Int J Clin Exp Pathol 2015;8(6):7594-7599
Case Report Clear cell variant of diffuse large B-cell lymphoma: a case report and review of the literature Yongjie Xue1, Qiulan Wang2, Xuejiao He1 Department of Pathology, San Ai Tang Hospital, Lanzhou, China; 2Clinical College, Gansu University of Chinese Tranditional Medicine, Lanzhou, China 1
Received April 12, 2015; Accepted May 27, 2015; Epub June 1, 2015; Published June 15, 2015 Abstract: Diffuse large B cell lymphoma (DLBCL) is a diffuse proliferation of large neoplastic B lymphoid cells with nuclear size equal to or exceeding that of normal macrophage nuclei. The DLBCL morphological variants are centroblastic, immunoblastic, T-cell- and histiocyte-rich, anaplastic, plasmablastic, anaplastic lymphoma kinase-positive, and primary mediastinal large B-cell lymphoma (PMBCL). These histopathologically-recognized morphological variants respond differently to treatment and have distinct prognoses. We report a case of a 43-year-old patient who presented pain in the lower abdomen that had begun four months prior. Ultrasound-guided biopsy revealed epithelial cell features and a partial alveolar growth pattern. We discovered large diffuse areas comprising large cells with slightly irregular nuclei and very clear cytoplasm. These features were similar to those of clear cell carcinoma in renal tissue, suggesting the possibility of an epithelial neoplasm. To test this possibility, immunohistochemistry for cluster designation markers was performed, but the diffuse areas were found to be positive only for CD45. Additional immunohistochemistry was performed, and the diffuse areas were found to be positive for CD20, CD79a, P53, and Mum-1. Based on these characteristics, a diagnosis of a clear cell variant of DLBCL was made, and the patient was treated with chemotherapy. Precise histological diagnosis is crucial for clinical management and ultimately for patient survival. There has been one additional report of a case of clear cell DLBCL, in outside the mediastinum. The features we identified can be used to define a new subtype of DLBCL. The expression of P53 and Mum-1 suggest a poor prognosis.
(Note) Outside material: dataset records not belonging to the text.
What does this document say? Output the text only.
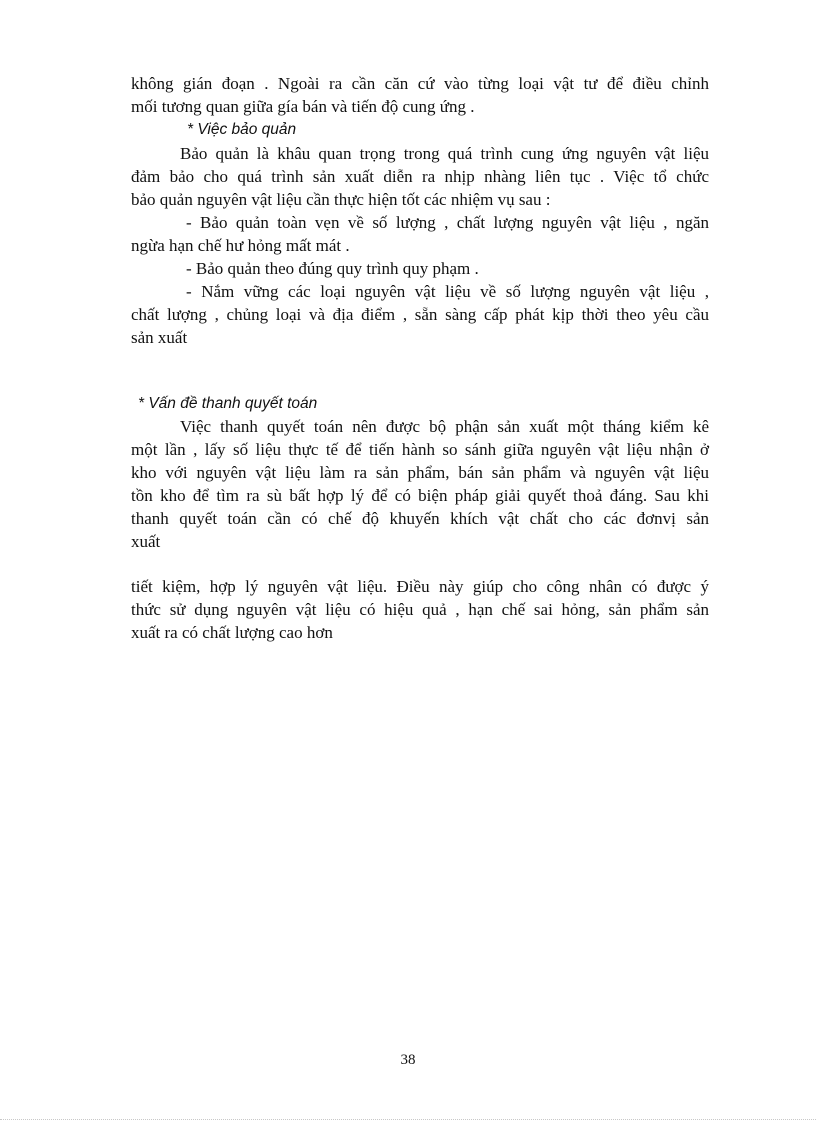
không gián đoạn . Ngoài ra cần căn cứ vào từng loại vật tư để điều chỉnh
mối tương quan giữa gía bán và tiến độ cung ứng .
* Việc bảo quản
Bảo quản là khâu quan trọng trong quá trình cung ứng nguyên vật liệu
đảm bảo cho quá trình sản xuất diễn ra nhịp nhàng liên tục . Việc tổ chức
bảo quản nguyên vật liệu cần thực hiện tốt các nhiệm vụ sau :
- Bảo quản toàn vẹn về số lượng , chất lượng nguyên vật liệu , ngăn
ngừa hạn chế hư hỏng mất mát .
- Bảo quản theo đúng quy trình quy phạm .
- Nắm vững các loại nguyên vật liệu về số lượng nguyên vật liệu ,
chất lượng , chủng loại và địa điểm , sẵn sàng cấp phát kịp thời theo yêu cầu
sản xuất
* Vấn đề thanh quyết toán
Việc thanh quyết toán nên được bộ phận sản xuất một tháng kiểm kê
một lần , lấy số liệu thực tế để tiến hành so sánh giữa nguyên vật liệu nhận ở
kho với nguyên vật liệu làm ra sản phẩm, bán sản phẩm và nguyên vật liệu
tồn kho để tìm ra sù bất hợp lý để có biện pháp giải quyết thoả đáng. Sau khi
thanh quyết toán cần có chế độ khuyến khích vật chất cho các đơnvị sản
xuất
tiết kiệm, hợp lý nguyên vật liệu. Điều này giúp cho công nhân có được ý
thức sử dụng nguyên vật liệu có hiệu quả , hạn chế sai hỏng, sản phẩm sản
xuất ra có chất lượng cao hơn
38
Keywords: Diffuse large B-cell lymphoma, retroperitoneal, CD45, CD20, clear cell, morphology, newly defined entities
Introduction Diffuse large B cell lymphoma (DLBCL), a subtype of non-Hodgkin’s lymphoma (NHL), is the most common type of lymphoid tumor worldwide, accounting for 30%-40% of adult NHLs, according to the World Health Organization’s (WHO) classification of neoplastic diseases of hematopoietic and lymphoid tissues [1]. DLBCL exhibits striking heterogeneity at the clinical, genetic, and molecular levels [2]. The tumor may arise as a primary tumor or as a result of the progression and transformation of a less aggressive lymphoma [3-5]. This heterogeneous group of lymphoid neoplasms is characterized by diverse spectra of clinical and morphological features [5], responses to therapy, and survival [6-9]. In partic-
ular, histological examination has revealed considerable morphological diversity. Morphological variants include the centroblastic, immunoblastic, and anaplastic subtypes, among which the centroblastic is the most common, with better prognosis and overall survival [10, 11]. Additional variants have been described, and new evidence supports their distinction as independent diseases [12]. The WHO (2008) working group delineated some of these newly defined entities [10] on the basis of their distinctive clinical, pathological, or biological features. Their recognition is helpful in defining a more homogeneous group of DLBCL. However, a large number of biologically and clinically heterogeneous cases remain for which there are no clear and accepted criteria for subclassification; these are collectively termed DLBCL, not otherwise specified (NOS).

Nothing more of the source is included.